In brief, after the conclusion of the first critical phase during which external assistance is central, the nature of domestic policies, social discipline and motivation cumulatively become more important than the inflow of external capital in determining success or failure in the pursuit of economic transformation.

A third lesson with respect to the inflow of external capital is that explicit preconditions and strict supervision of its utilization are imperative. In fact, if a choice is to be made between quite limited but tightly monitored financial assistance and large inflows of external and largely untargeted capital, the former is clearly more beneficial and, therefore, should be favored. This is especially true in the first phase, until trade and foreign investment replace the initial dependence on direct aid. Trade and investment almost automatically tend to be subject to more effective control by the directly interested and personally concerned parties. In the absence of close external supervision, as experience sadly shows, massive diversion and extensive theft of foreign aid is to be expected

The West should have learned this from its experience with Poland under Gierek. In the 1970s, Poland borrowed about $30 billion, yet it is very difficult to account for what happened to these funds. Today, there are even more serious questions to be raised regarding the $86 billion that has flowed into the former Soviet Union since the second half of the 1980s. Some estimates made in the United States conclude that as much as $17 billion of it has been diverted away from intended purposes and recycled to Western banks. While recently in Moscow, I cited that estimate to Arkady Volskiy, the head of the Russian Union of Industrialists and Entrepreneurs. With a laugh he dismissed the estimate as absolutely wrong, insisting that the total diverted is at least $23 billion.

A recently concluded Japanese study, conducted on the eve of the July G-7 Summit in Tokyo by a private think tank, the Toray Corporate Business Research Inc., also addressed this issue.
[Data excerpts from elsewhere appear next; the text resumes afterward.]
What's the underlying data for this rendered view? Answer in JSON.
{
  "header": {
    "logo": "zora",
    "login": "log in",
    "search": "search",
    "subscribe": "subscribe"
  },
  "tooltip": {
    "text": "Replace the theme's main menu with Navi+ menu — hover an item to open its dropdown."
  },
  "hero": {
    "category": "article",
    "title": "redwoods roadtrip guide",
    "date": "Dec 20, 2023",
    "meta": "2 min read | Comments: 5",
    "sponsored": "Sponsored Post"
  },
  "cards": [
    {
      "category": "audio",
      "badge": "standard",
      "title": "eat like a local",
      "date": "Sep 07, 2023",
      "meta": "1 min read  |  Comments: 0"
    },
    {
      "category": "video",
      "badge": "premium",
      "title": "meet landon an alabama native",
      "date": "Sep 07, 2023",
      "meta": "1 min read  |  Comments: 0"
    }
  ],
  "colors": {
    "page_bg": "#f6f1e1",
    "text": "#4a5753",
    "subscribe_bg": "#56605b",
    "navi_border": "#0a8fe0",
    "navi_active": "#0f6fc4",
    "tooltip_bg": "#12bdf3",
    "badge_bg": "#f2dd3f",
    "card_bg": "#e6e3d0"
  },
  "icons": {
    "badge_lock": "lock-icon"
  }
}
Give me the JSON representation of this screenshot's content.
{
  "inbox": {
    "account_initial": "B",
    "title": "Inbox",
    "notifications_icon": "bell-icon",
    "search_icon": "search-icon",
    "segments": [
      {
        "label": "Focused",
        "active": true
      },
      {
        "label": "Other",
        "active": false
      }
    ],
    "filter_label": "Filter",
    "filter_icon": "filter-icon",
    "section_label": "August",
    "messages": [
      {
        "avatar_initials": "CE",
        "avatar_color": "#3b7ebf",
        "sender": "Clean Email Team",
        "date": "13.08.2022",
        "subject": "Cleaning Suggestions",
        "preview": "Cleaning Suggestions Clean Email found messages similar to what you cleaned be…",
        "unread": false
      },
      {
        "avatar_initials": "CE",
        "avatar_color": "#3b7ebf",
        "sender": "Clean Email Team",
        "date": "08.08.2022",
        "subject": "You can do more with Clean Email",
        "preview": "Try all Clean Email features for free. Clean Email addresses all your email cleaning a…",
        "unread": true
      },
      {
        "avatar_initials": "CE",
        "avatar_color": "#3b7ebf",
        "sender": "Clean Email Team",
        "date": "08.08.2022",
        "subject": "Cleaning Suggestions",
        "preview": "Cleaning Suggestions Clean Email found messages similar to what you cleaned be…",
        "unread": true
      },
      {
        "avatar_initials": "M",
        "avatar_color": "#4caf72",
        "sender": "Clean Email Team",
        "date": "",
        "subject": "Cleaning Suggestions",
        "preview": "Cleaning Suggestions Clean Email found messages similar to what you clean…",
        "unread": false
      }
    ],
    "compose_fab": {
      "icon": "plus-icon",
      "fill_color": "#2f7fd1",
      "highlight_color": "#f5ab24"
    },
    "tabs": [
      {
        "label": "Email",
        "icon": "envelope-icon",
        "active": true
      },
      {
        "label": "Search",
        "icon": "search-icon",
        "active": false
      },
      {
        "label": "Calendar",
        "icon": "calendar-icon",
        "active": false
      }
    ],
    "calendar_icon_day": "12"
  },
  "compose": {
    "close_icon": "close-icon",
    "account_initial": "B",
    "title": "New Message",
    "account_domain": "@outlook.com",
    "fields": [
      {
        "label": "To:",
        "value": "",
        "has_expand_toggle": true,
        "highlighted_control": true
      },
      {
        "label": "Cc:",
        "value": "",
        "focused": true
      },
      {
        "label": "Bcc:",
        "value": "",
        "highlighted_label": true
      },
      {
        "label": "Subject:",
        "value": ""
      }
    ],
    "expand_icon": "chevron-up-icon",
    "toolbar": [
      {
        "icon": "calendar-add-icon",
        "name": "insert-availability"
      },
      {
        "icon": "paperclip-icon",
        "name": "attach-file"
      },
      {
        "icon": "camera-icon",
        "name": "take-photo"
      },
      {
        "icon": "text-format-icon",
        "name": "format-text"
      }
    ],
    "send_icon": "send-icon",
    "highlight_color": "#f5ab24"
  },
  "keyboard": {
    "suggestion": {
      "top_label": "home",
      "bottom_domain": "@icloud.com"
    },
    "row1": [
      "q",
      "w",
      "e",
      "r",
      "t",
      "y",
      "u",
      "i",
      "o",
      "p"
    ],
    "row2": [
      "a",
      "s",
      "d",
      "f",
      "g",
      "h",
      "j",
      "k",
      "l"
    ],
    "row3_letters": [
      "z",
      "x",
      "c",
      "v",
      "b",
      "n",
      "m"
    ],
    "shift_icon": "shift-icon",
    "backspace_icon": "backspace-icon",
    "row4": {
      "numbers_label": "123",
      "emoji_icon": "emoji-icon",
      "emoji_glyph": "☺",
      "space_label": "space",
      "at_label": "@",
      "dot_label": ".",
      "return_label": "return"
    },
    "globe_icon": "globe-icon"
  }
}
The study concluded that the Russian government has lost control over the capital flight phenomenon, with the consequence that large amounts of cash, gold, and diamonds have been stashed in Swiss and Hong Kong banks. "The scale of the capital flight has already exceeded 40 billion dollars," the study asserted. Though this estimate may be too high, it is nonetheless clear that the problem of illicit diversion is a very serious one.

Accordingly, precise targeting and close monitoring by donors should be explicitly asserted, even if it offends the national pride of the recipients. Specific conditionality is also essential regarding the fundamentals of reform. Stabilization in the monetary area, depoliticization of the banking system, de-monopolization, at least initial small-scale privatization, including in agriculture, and the decentralization of economic decision-making, are the minima that the West has the right to insist upon when granting aid, if the aid is to be helpful.

Fourth, the West ought to encourage the recipient countries to develop some longer-range mobilizing vision, one capable of sustaining domestic support for the needed painful reforms. Even with generous external aid, domestic sacrifices and a great deal of social pain are unavoidable. Therefore, the articulation of a more positive, hopeful, constructive perspective on the future is politically necessary. The public must perceive a sense of direction which justifies their transitional pain and sacrifice.

For the Central Europeans such a vision largely exists already. It involves the notion of united Europe, and of their eventual membership in it. That vision is very meaningful and tangible for an average Czech or a Hungarian or a Pole. It represents something to which they can relate personally. The issue becomes more difficult and elusive when one moves further east. What can provide such a constructive vision today for a Ukrainian who has experienced independence for two years and has found that it has brought mainly socio-economic deprivation? What is that vision for a Russian, who not only experiences similar socio-economic deprivation but also feels acutely humiliated by Russia's loss of the big power status? It is not easy in these circumstances to generate a positive vision of the future.